Hello,
What I am trying to do is create a customized HTML dashboard that renders a box with some statistics in it for each result returned from a search. I am using the Data Template as documented here: http://docs.splunk.com/DocumentationStatic/WebFramework/1.0/compref_data.html (it is better documented in the web framework app, but I don't know where to find an online version of that to link https://apps.splunk.com/app/1613/).
So far it works decently well, I can get the template to print out the categoryID and count, but the other fields generated by stats (like avg(price)) are not being passed. I am working with the demo data that the Splunk tutorials give you. Whenever I do a JSON.stringify on the line var, it only has the fields categoryId and count.

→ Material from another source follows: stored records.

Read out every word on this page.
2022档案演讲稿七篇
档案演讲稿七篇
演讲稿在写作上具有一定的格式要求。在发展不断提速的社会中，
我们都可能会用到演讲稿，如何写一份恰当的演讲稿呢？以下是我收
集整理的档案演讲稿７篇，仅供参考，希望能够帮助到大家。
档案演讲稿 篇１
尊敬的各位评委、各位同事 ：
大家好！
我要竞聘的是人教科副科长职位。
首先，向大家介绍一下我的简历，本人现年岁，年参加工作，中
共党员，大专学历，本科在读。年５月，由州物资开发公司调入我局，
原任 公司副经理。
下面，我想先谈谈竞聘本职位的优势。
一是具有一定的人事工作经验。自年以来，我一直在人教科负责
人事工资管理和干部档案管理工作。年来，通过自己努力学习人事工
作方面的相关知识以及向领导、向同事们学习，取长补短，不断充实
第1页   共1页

UPDATE: I have tried a few more stats functions like distinct_count and also a rangemap. It passes the rangemap value perfectly as line.range, and it also passes a line.distinct_count(price) but it is always a zero, even though the actual search has actual results. Something very strange is going on here.
Here is my code:
tag openings removed to make them display properly
...
{% block content %}
script type="text/x-underscore-tmpl" id="top-artist-search-template" style="display:none">
div id="box-wrapper">
<% for(var i=0, l=results.length; i < l; i++) { var line=results[i];%>
div class="box" >
h2 class="profile" > <%= line.categoryId %>
div><%= line.count %>
div><%= line.avg_price %>
div><%= line.perc95_price %>
/div>
<% } %>
/div>
/script>
{% dataview
id="table-top-artist-searches"
managerid="search-top-artist-searches"
templateName="top-artist-search-template"
%}
{% endblock content %}
{% block managers %}
{% searchmanager id="search-top-artist-searches"
search='sourcetype=access_* status=200 action=purchase | stats count, avg(price) as avg_price, perc95(price) AS perc95_price by categoryId | sort avg(time) desc'
cache=True
%}
{% endblock managers %}
Ok, I figured out what was going wrong. I migrated this code from the server side (Django) over to the client side (just JS) and examined the GET and POST messages. Something was going wrong with either the transmission of the search, or the transmission of the search results. Instead I used a saved search (instead of one embedded in the page's source) and then it worked!
Ok, I figured out what was going wrong. I migrated this code from the server side (Django) over to the client side (just JS) and examined the GET and POST messages. Something was going wrong with either the transmission of the search, or the transmission of the search results. Instead I used a saved search (instead of one embedded in the page's source) and then it worked!